Mata Regi tertarik pada sesuatu yang teronggok di tempat sampah--di sudut halaman rumah Pak Broto. Sebuah kotak yang dilapisi plastik dari bagian luar terlihat mencolok dan hampir memuntahkan seluruh isi tong sampah karena kepenuhan.
Saat Regi berniat memeriksa, Pak Broto justru muncul dengan dua gelas kopi panas. Aromanya benar-benar membangkitkan minat air liur.
"Itu adalah paket berisi gincu merah. Saya juga heran, entah siapa yang mengirimnya. Semua orang tahu tidak ada perempuan yang tinggal di rumah saya," ungkap Pak Broto. Sepertinya lelaki itu tahu apa yang sedang dipikirkan oleh Regi.
"Gincu?" tanya Regi mengulangi.
"Benar."
"Bagaimana jika paket itu salah alamat, Pak?"
"Saya sudah memastikannya," jawab Pak Broto. Pandangan matanya berpaling jauh.
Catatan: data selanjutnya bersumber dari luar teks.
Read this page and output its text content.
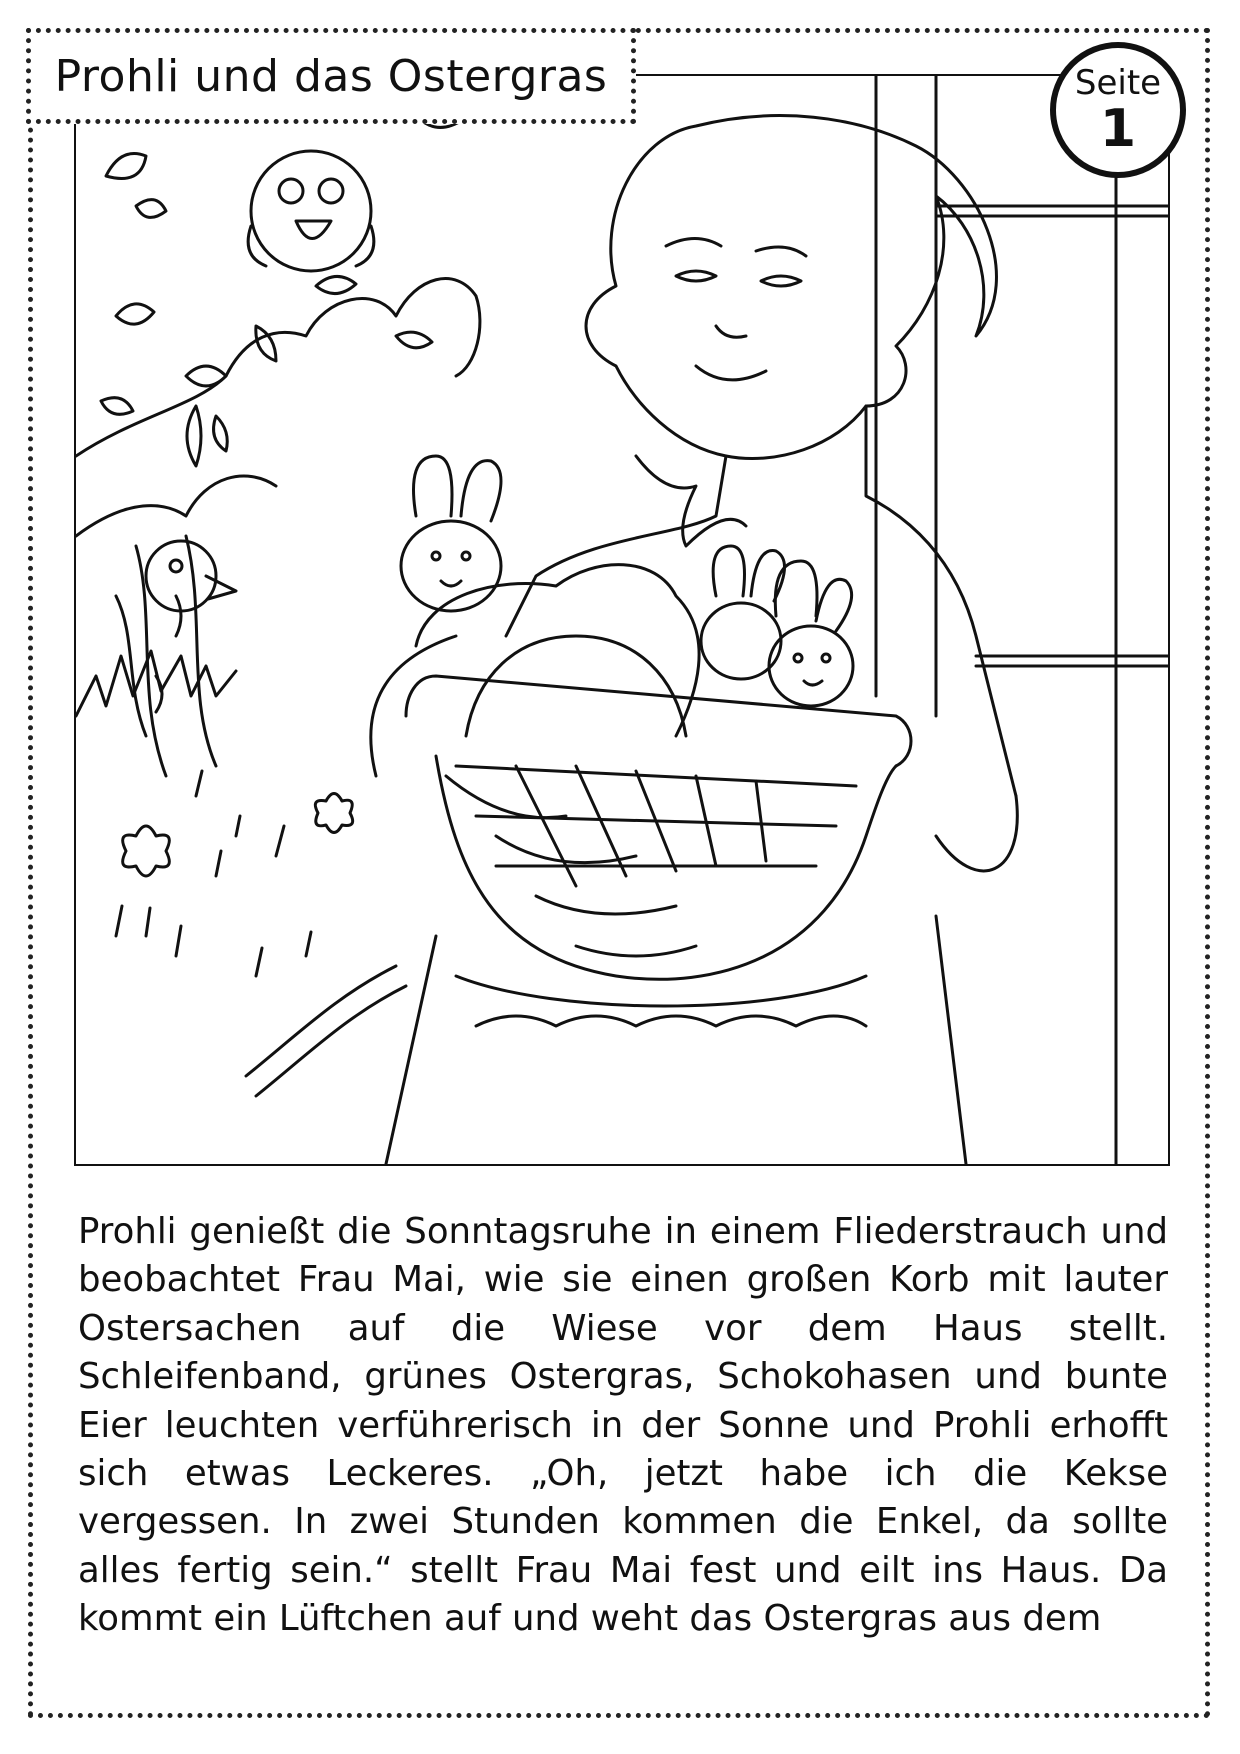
Prohli und das Ostergras	Seite
1

Prohli genießt die Sonntagsruhe in einem Fliederstrauch und beobachtet Frau Mai, wie sie einen großen Korb mit lauter Ostersachen auf die Wiese vor dem Haus stellt. Schleifenband, grünes Ostergras, Schokohasen und bunte Eier leuchten verführerisch in der Sonne und Prohli erhofft sich etwas Leckeres. „Oh, jetzt habe ich die Kekse vergessen. In zwei Stunden kommen die Enkel, da sollte alles fertig sein.“ stellt Frau Mai fest und eilt ins Haus. Da kommt ein Lüftchen auf und weht das Ostergras aus dem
Regi sudah mulai gelisah. Matahari sudah meninggi, namun Dias tak kunjung terlihat. Sembari Pak Broto bicara, mata Regi justru sibuk memeriksa sekitar.
"Pak, aku ingin memeriksa Dias sebentar ke kamarnya. Bisa?"
Pak Broto mengangguk.
Regi berjalan tergesa tanpa peduli lagi sekitar. Ia menggedor-gedor kamar Dias namun tidak mendapat jawaban. Saat ia menekan gagang pintu, ia sadar tidak ada siapa pun di sana.
Regi segera berlari ke kamar Renos. Jawaban serupa ia temukan di sana. Bodohnya ia ketika menyadari jika ini Minggu pagi, hari di mana semua orang bisa pergi ke mana saja sesuka hati mereka. Tidak terkecuali dengan Dias dan Renos. Ia kemudian kembali ke halaman dengan raut wajah bodoh.
"Ketemu?" tanya Pak Broto.
Raut wajah Regi mengatakan tidak. Terlihat dari rautnya yang memendam kecewa.
"Saya melihatnya tadi malam," ungkap Pak Broto.
Regi menoleh. "Di mana, Pak?"
"Di rumah sebelah. Jika dia tidak kembali sampai malam nanti, kamu harus segera melaporkannya pada saya," ucap Pak Broto, serius.
Regi terhenyak. Air liur dalam tenggorokannya kering rasanya saat menelan ucapan Pak Broto.